Originaire de Kawangware, un quartier populaire de Nairobi, Helen Wanjiru a, elle, constellé ses tenues de larges poches sur le torse, les jambes, le dos...

«Ces poches sont grandes mais elle sont vides. C'est une analogie: beaucoup de jeunes au Kenya ont des diplômes, des idées, mais ils ne trouvent pas d'emplois parce qu'il n'y a pas d'opportunités et s'ils en trouvent un, ils ne peuvent pas en vivre», explique la jeune femme de 26 ans, qui s'est reconvertie cette année dans la mode, sa passion, après avoir travaillé dans l'informatique.

«Pas que Paris ou Milan»

Loin du style feutré, parfois guindé, des défilés de haute couture occidentaux, la foule – majoritairement jeune – acclame les passages des mannequins, salue bruyamment les designers qui se présentent à la fin du défilé de leur collection.

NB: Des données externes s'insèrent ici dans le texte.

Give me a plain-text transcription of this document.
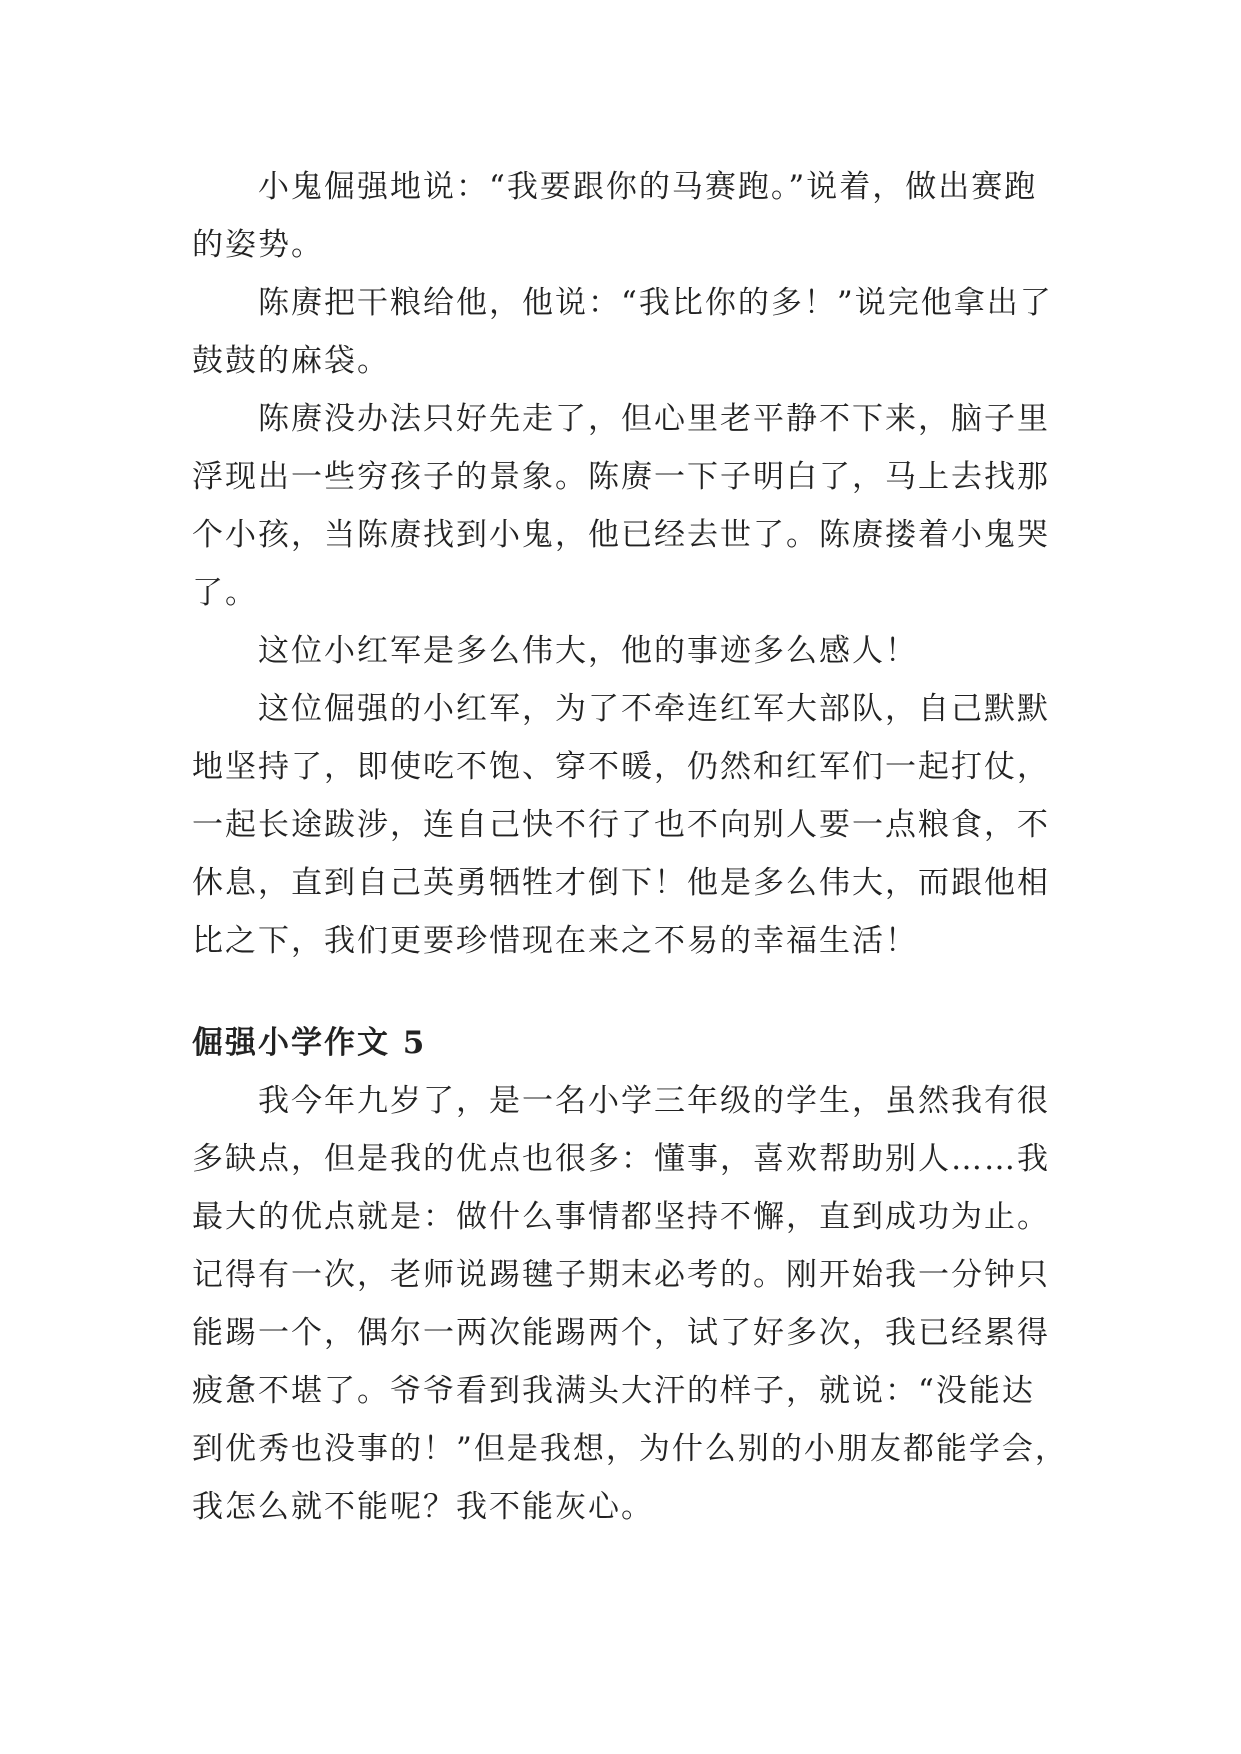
小鬼倔强地说：“我要跟你的马赛跑。”说着，做出赛跑

的姿势。

陈赓把干粮给他，他说：“我比你的多！”说完他拿出了

鼓鼓的麻袋。

陈赓没办法只好先走了，但心里老平静不下来，脑子里

浮现出一些穷孩子的景象。陈赓一下子明白了，马上去找那

个小孩，当陈赓找到小鬼，他已经去世了。陈赓搂着小鬼哭

了。

这位小红军是多么伟大，他的事迹多么感人！

这位倔强的小红军，为了不牵连红军大部队，自己默默

地坚持了，即使吃不饱、穿不暖，仍然和红军们一起打仗，

一起长途跋涉，连自己快不行了也不向别人要一点粮食，不

休息，直到自己英勇牺牲才倒下！他是多么伟大，而跟他相

比之下，我们更要珍惜现在来之不易的幸福生活！

倔强小学作文 5

我今年九岁了，是一名小学三年级的学生，虽然我有很

多缺点，但是我的优点也很多：懂事，喜欢帮助别人……我

最大的优点就是：做什么事情都坚持不懈，直到成功为止。

记得有一次，老师说踢毽子期末必考的。刚开始我一分钟只

能踢一个，偶尔一两次能踢两个，试了好多次，我已经累得

疲惫不堪了。爷爷看到我满头大汗的样子，就说：“没能达

到优秀也没事的！”但是我想，为什么别的小朋友都能学会，

我怎么就不能呢？我不能灰心。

L'événement est aussi l'occasion pour un public de «fashionistas» d'exhiber ses tenues excentriques: ici des lunettes recouvertes de chaînettes dorées, là des pantalons décorés et élargis à l'aide de patchworks...

Dans un pays où les vêtements de seconde main et les marques étrangères sont dominants, l'univers de la mode et de la création reste toutefois lointain.

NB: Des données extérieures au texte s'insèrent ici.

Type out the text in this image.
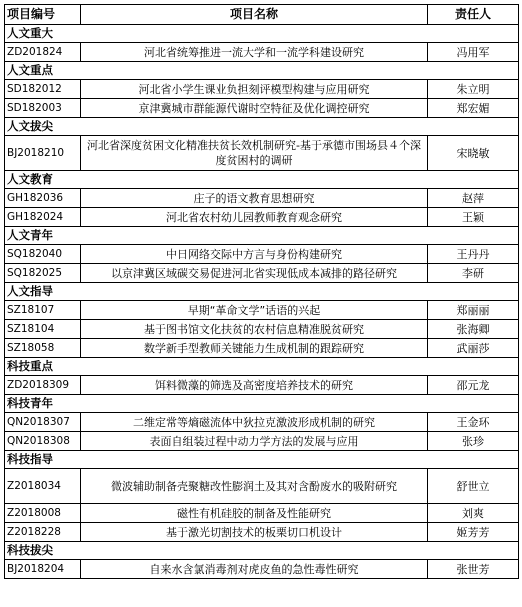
项目编号	项目名称	责任人
人文重大		
ZD201824	河北省统筹推进一流大学和一流学科建设研究	冯用军
人文重点		
SD182012	河北省小学生课业负担刻评模型构建与应用研究	朱立明
SD182003	京津冀城市群能源代谢时空特征及优化调控研究	郑宏媚
人文拔尖		
BJ2018210	河北省深度贫困文化精准扶贫长效机制研究-基于承德市围场县４个深度贫困村的调研	宋晓敏
人文教育		
GH182036	庄子的语文教育思想研究	赵萍
GH182024	河北省农村幼儿园教师教育观念研究	王颖
人文青年		
SQ182040	中日网络交际中方言与身份构建研究	王丹丹
SQ182025	以京津冀区域碳交易促进河北省实现低成本减排的路径研究	李研
人文指导		
SZ18107	早期“革命文学”话语的兴起	郑丽丽
SZ18104	基于图书馆文化扶贫的农村信息精准脱贫研究	张海卿
SZ18058	数学新手型教师关键能力生成机制的跟踪研究	武丽莎
科技重点		
ZD2018309	饵料微藻的筛选及高密度培养技术的研究	邵元龙
科技青年		
QN2018307	二维定常等熵磁流体中狄拉克激波形成机制的研究	王金环
QN2018308	表面自组装过程中动力学方法的发展与应用	张珍
科技指导		
Z2018034	微波辅助制备壳聚糖改性膨润土及其对含酚废水的吸附研究	舒世立
Z2018008	磁性有机硅胶的制备及性能研究	刘爽
Z2018228	基于激光切割技术的板栗切口机设计	姬芳芳
科技拔尖		
BJ2018204	自来水含氯消毒剂对虎皮鱼的急性毒性研究	张世芳
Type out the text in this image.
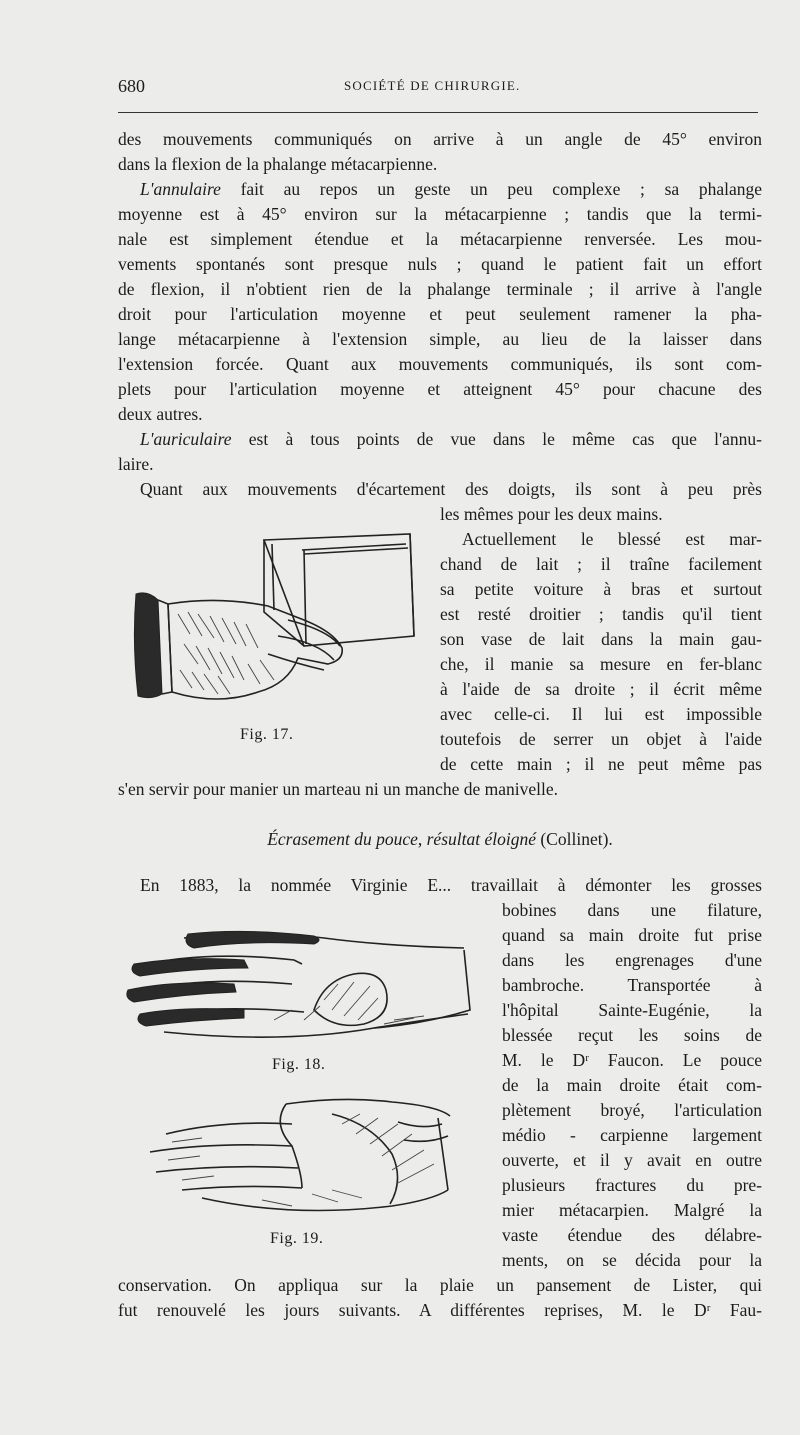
680	SOCIÉTÉ DE CHIRURGIE.
des mouvements communiqués on arrive à un angle de 45° environ
dans la flexion de la phalange métacarpienne.
L'annulaire fait au repos un geste un peu complexe ; sa phalange
moyenne est à 45° environ sur la métacarpienne ; tandis que la termi-
nale est simplement étendue et la métacarpienne renversée. Les mou-
vements spontanés sont presque nuls ; quand le patient fait un effort
de flexion, il n'obtient rien de la phalange terminale ; il arrive à l'angle
droit pour l'articulation moyenne et peut seulement ramener la pha-
lange métacarpienne à l'extension simple, au lieu de la laisser dans
l'extension forcée. Quant aux mouvements communiqués, ils sont com-
plets pour l'articulation moyenne et atteignent 45° pour chacune des
deux autres.
L'auriculaire est à tous points de vue dans le même cas que l'annu-
laire.
Quant aux mouvements d'écartement des doigts, ils sont à peu près
les mêmes pour les deux mains.
Actuellement le blessé est mar-
chand de lait ; il traîne facilement
sa petite voiture à bras et surtout
est resté droitier ; tandis qu'il tient
son vase de lait dans la main gau-
che, il manie sa mesure en fer-blanc
à l'aide de sa droite ; il écrit même
avec celle-ci. Il lui est impossible
toutefois de serrer un objet à l'aide
de cette main ; il ne peut même pas
s'en servir pour manier un marteau ni un manche de manivelle.
Fig. 17.
Écrasement du pouce, résultat éloigné (Collinet).
En 1883, la nommée Virginie E... travaillait à démonter les grosses
bobines dans une filature,
quand sa main droite fut prise
dans les engrenages d'une
bambroche. Transportée à
l'hôpital Sainte-Eugénie, la
blessée reçut les soins de
M. le Dʳ Faucon. Le pouce
de la main droite était com-
plètement broyé, l'articulation
médio - carpienne largement
ouverte, et il y avait en outre
plusieurs fractures du pre-
mier métacarpien. Malgré la
vaste étendue des délabre-
ments, on se décida pour la
conservation. On appliqua sur la plaie un pansement de Lister, qui
fut renouvelé les jours suivants. A différentes reprises, M. le Dʳ Fau-
Fig. 18.
Fig. 19.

«Beaucoup de gens n'ont vu des défilés de mode qu'à la télé», explique Avido: «Nous voulons leur montrer ce qu'est la mode. (...) Des gens comme nos parents pensaient que si on était dans la mode ou le design, on était juste un tailleur, ou si vous étiez mannequin, ils pouvait vous voir comme une prostituée.»

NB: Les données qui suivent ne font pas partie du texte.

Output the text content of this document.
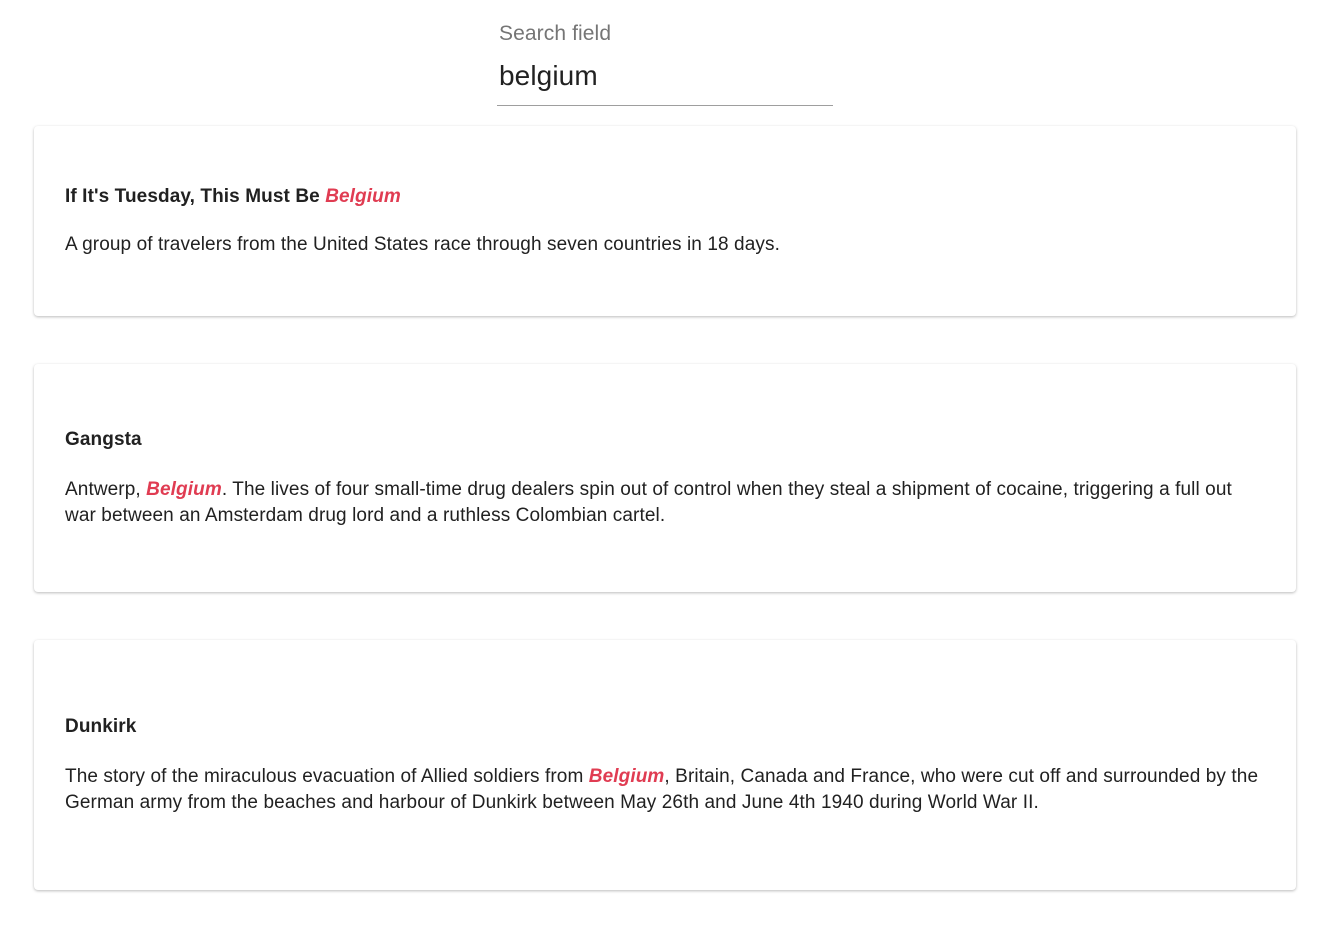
Search field
belgium
If It's Tuesday, This Must Be Belgium
A group of travelers from the United States race through seven countries in 18 days.
Gangsta
Antwerp, Belgium. The lives of four small-time drug dealers spin out of control when they steal a shipment of cocaine, triggering a full out war between an Amsterdam drug lord and a ruthless Colombian cartel.
Dunkirk
The story of the miraculous evacuation of Allied soldiers from Belgium, Britain, Canada and France, who were cut off and surrounded by the German army from the beaches and harbour of Dunkirk between May 26th and June 4th 1940 during World War II.
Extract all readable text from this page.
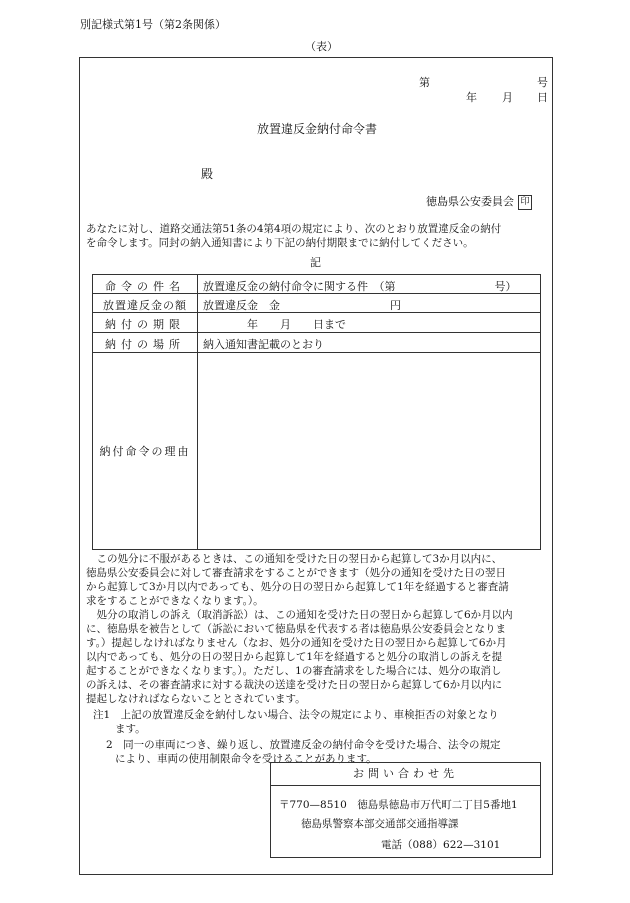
別記様式第1号（第2条関係）
（表）
第	号
年 月 日
放置違反金納付命令書
殿
徳島県公安委員会 印
あなたに対し、道路交通法第51条の4第4項の規定により、次のとおり放置違反金の納付
を命令します。同封の納入通知書により下記の納付期限までに納付してください。
記
命令の件名	放置違反金の納付命令に関する件　（第　　　　　　　　　号）
放置違反金の額	放置違反金　金　　　　　　　　　　円
納付の期限	　　　　年　　月　　日まで
納付の場所	納入通知書記載のとおり
納付命令の理由
　この処分に不服があるときは、この通知を受けた日の翌日から起算して3か月以内に、
徳島県公安委員会に対して審査請求をすることができます（処分の通知を受けた日の翌日
から起算して3か月以内であっても、処分の日の翌日から起算して1年を経過すると審査請
求をすることができなくなります。）。
　処分の取消しの訴え（取消訴訟）は、この通知を受けた日の翌日から起算して6か月以内
に、徳島県を被告として（訴訟において徳島県を代表する者は徳島県公安委員会となりま
す。）提起しなければなりません（なお、処分の通知を受けた日の翌日から起算して6か月
以内であっても、処分の日の翌日から起算して1年を経過すると処分の取消しの訴えを提
起することができなくなります。）。ただし、1の審査請求をした場合には、処分の取消し
の訴えは、その審査請求に対する裁決の送達を受けた日の翌日から起算して6か月以内に
提起しなければならないこととされています。
注1　上記の放置違反金を納付しない場合、法令の規定により、車検拒否の対象となり
ます。
2　同一の車両につき、繰り返し、放置違反金の納付命令を受けた場合、法令の規定
により、車両の使用制限命令を受けることがあります。
お問い合わせ先
〒770—8510　徳島県徳島市万代町二丁目5番地1
徳島県警察本部交通部交通指導課
電話（088）622—3101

Violet Omulo, gestionnaire de projet à Nairobi, est venue à la Fashion Week «se détendre, s'amuser et découvrir de nouveaux créateurs».

«La mode africaine est particulière et est en train de monter. Il faut en faire la promotion avec des événements comme celui-ci pour que les gens sachent que nous pouvons être créatifs, avoir de nouvelles idées, qu'il n'y a pas que Paris ou Milan», explique-t-elle: «Le Kenya, et l'Afrique en général, comptent des créateurs talentueux».